Beware Of US Decline Theorists
US decline theorists are having a field day (year?), thanks to America’s worsening economic crisis. Among those predicting that the US will lose its superpower status are Iranian president Mahmoud Ahmadinejad, Venezuelan president Hugo Chavez, and German finance minister Peer Steinbrück. Last week, even the US National Intelligence Council seemed to hint at the loss of superpower status, with the publication of its Global Trends 2025: A Transformed World. Today, I see that some newspapers have seized upon comments by a Russian academic, Igor Panarin, that the US will eventually fragment into six regional states due to the financial crisis and ethnic divergences.
While I do not in any way doubt the severity of the US’ present economic circumstances, my own belief is that US decline theorists are wrong – as they have been for decades now.
Looking back over the post-WWII period, there have been at least three major periods when US decline theorists reached their apogee. The first period was in the late 1950s, when the Soviet Union launched Sputnik and later put the first man in space. The second period was in the 1970s, which followed Watergate in 1974, the oil shock of 1973-75, defeat in Vietnam over the same period, strategic reverses in Africa (Angola and Ethiopia), and the humiliation of the Iran hostage crisis in 1979-81. Low points included the seizure of a US container ship by Democratic Kampuchea (1975) and a botched hostage rescue attempt resulting in a fatal helicopter crash in the Iranian desert (1980).
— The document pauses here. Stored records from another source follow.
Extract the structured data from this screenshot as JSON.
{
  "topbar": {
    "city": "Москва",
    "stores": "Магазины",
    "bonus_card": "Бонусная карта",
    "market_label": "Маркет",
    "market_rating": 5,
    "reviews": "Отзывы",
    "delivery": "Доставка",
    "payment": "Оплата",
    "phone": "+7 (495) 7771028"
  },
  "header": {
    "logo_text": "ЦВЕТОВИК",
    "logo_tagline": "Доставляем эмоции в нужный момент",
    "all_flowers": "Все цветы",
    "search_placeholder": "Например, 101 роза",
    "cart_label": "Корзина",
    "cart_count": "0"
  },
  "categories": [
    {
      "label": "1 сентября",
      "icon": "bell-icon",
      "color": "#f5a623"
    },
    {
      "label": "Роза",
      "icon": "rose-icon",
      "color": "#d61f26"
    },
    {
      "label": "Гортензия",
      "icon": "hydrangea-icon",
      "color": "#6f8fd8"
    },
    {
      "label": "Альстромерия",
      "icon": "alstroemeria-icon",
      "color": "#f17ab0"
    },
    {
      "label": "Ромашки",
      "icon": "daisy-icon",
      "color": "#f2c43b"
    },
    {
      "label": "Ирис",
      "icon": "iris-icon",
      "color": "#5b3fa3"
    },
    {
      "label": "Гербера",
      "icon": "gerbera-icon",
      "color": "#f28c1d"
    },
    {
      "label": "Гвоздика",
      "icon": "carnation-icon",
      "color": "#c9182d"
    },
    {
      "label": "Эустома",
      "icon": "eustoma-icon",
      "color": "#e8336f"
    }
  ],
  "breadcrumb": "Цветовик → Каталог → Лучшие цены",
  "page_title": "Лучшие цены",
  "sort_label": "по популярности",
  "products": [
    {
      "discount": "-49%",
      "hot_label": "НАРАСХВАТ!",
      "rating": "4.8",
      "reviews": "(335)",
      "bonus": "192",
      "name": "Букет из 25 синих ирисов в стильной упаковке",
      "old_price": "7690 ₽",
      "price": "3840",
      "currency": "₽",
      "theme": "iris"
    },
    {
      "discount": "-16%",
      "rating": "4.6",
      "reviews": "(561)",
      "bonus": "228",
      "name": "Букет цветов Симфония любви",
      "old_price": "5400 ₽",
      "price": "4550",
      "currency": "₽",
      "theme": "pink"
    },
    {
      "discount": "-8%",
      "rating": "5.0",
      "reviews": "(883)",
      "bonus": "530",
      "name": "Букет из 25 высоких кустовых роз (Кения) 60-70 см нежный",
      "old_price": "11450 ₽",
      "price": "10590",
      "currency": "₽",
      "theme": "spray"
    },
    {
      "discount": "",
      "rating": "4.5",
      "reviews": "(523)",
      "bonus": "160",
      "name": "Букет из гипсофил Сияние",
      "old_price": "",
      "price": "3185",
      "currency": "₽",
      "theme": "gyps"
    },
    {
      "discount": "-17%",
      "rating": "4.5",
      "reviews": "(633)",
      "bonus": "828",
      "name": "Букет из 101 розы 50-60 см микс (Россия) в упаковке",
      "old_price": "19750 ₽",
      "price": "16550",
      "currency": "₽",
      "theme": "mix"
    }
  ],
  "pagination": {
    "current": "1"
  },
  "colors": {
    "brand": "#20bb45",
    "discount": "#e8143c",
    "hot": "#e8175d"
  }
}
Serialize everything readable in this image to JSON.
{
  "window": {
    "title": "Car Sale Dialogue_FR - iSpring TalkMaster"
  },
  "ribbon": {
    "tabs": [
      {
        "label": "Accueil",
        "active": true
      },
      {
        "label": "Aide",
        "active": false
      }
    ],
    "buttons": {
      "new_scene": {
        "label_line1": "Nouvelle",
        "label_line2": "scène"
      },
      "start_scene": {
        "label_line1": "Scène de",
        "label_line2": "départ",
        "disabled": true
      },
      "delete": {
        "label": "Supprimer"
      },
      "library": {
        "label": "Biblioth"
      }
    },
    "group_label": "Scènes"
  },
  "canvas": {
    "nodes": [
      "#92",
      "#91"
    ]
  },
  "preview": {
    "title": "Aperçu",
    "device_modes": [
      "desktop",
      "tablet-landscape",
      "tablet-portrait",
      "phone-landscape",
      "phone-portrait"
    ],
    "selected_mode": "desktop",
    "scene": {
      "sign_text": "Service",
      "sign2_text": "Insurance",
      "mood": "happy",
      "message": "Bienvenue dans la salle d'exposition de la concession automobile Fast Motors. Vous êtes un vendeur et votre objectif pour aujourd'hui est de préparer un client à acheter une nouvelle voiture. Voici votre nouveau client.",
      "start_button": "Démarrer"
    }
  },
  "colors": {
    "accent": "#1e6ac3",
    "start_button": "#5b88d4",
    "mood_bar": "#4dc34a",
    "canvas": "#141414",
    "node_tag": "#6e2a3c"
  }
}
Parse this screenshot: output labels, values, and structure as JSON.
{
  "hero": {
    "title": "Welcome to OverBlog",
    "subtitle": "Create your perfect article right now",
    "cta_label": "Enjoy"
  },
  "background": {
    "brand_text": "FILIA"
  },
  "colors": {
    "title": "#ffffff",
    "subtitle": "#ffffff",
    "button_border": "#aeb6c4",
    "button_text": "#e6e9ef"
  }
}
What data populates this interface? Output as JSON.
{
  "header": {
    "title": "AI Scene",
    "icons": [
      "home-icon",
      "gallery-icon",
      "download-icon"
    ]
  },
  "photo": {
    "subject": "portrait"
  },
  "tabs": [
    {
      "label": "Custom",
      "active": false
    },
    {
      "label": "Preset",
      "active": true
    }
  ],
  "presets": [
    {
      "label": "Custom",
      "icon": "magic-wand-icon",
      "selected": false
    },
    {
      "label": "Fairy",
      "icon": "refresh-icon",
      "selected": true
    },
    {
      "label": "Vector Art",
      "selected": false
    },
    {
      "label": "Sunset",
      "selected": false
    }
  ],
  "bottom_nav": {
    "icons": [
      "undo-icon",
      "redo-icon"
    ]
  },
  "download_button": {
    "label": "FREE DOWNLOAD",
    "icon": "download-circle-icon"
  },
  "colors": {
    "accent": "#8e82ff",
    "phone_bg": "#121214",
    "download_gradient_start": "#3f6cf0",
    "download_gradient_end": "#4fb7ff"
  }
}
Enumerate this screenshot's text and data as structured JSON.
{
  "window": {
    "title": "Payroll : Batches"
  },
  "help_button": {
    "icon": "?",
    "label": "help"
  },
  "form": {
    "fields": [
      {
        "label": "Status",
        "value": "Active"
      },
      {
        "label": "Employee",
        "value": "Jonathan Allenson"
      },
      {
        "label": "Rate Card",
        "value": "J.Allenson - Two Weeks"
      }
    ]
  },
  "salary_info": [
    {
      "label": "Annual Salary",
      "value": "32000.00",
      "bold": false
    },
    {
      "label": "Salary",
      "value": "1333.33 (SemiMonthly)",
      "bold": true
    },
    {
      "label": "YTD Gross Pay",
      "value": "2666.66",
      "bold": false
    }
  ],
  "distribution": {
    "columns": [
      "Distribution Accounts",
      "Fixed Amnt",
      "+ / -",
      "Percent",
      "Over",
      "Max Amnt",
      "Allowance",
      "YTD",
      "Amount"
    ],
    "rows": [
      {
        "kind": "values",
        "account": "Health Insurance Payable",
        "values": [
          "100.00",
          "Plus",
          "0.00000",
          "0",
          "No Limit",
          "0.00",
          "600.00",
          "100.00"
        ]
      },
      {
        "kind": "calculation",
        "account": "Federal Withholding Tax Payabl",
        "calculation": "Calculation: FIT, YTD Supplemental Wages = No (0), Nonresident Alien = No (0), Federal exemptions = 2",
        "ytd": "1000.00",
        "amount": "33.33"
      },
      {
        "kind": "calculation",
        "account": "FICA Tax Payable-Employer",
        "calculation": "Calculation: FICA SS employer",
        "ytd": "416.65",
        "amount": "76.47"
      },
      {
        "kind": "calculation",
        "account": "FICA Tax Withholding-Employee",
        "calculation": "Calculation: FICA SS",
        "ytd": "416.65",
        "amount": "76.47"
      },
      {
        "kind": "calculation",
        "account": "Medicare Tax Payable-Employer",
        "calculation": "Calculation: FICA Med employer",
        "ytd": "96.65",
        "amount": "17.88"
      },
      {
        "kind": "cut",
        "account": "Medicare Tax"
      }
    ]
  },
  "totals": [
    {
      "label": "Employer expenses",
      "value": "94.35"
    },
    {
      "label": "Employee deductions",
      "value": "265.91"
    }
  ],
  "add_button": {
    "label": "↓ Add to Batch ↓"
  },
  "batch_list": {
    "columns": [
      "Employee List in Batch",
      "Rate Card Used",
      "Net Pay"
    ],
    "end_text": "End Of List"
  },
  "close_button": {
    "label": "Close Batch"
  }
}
Ayatollah Khomeini summed up the declinists’ attitude perfectly when he said ‘America can’t do a damn thing!’. This also coincided with severe economic difficulties in the US, and President Jimmy Carter wore a sweater in the Oval Office to demonstrate energy efficiency.
The third major period of US declinism came at the end of the 1980s and early 1990s, paradoxically just after the US military victory over Iraq and the collapse of the Soviet Union. At the time, Japan and a newly reunified Germany seemed set for global domination, thus reversing the outcome of World War II. The late Michael Crichton’s 1992 novel, Rising Sun, about Japanese corporate power in the US, captured the zeitgeist.
In all three cases, the declinists proved horrendously wrong. The US won the moon race in 1969. Later, with the election of Ronald Reagan in 1980, the US went on the strategic offensive, significantly ramping up defence spending (and thus setting the scene for new technology) and rebuilding its international alliances. By the end of the 1980s, it was the Soviet Union, not the USA, which was heading for collapse.
As for the 1990s, Bill Clinton ended up presiding over one of America’s biggest booms in the post-War era, while Japan entered a ‘lost decade’ (which may yet turn out to be a ‘lost eternity’), and Asia’s much touted tiger economies all crumbled. By the end of the 1990s, the general sentiment around the world was that the US was too powerful, rather than too weak.
But now, in 2008, US declinists are saying ‘this time it’s different!’. They point to the fact that US economic problems are the worst in 70 years, and the rise of China in particular, and more broadly, India, Brazil, Russia, and a whole bunch of emerging states.
I do not dispute that the emergence of ‘Chindia’ and company have the power to transform the world, but those countries have tremendous structural problems, even on a good day. China has to navigate a minefield of economic, social and environmental problems, with no guarantee of success. Moreover, US economic weakness is hardly China’s gain, which is why Business Monitor International is now revising down its China economic growth forecast for 2009 to 6-7% from 8.8% previously. In fact, the US recession could end up doing more damage to China than it does to itself. Ditto, India looks set for a sharp slowdown, while Russia’s ‘revival’ is looking shaky.
I wrote in a recent special report for Business Monitor Online that the US can remain the world’s superpower because of its overwhelming lead against all potential peer competitors in six key dimensions: absolute economic power; military force projection capabilities; diplomatic influence; soft power appeal; demographic outlook; and willingness to act globally. While America’s economic power will decline in relative terms, the US’ lead in the other categories is not yet under threat.
As for Professor Panarin’s prediction, I would not totally discount the eventual break-up of the USA (nothing lasts forever), but I cannot see this happening until the late 21st century, if ever. The fate he predicts for the US is far likelier to take hold of Russia, if anywhere.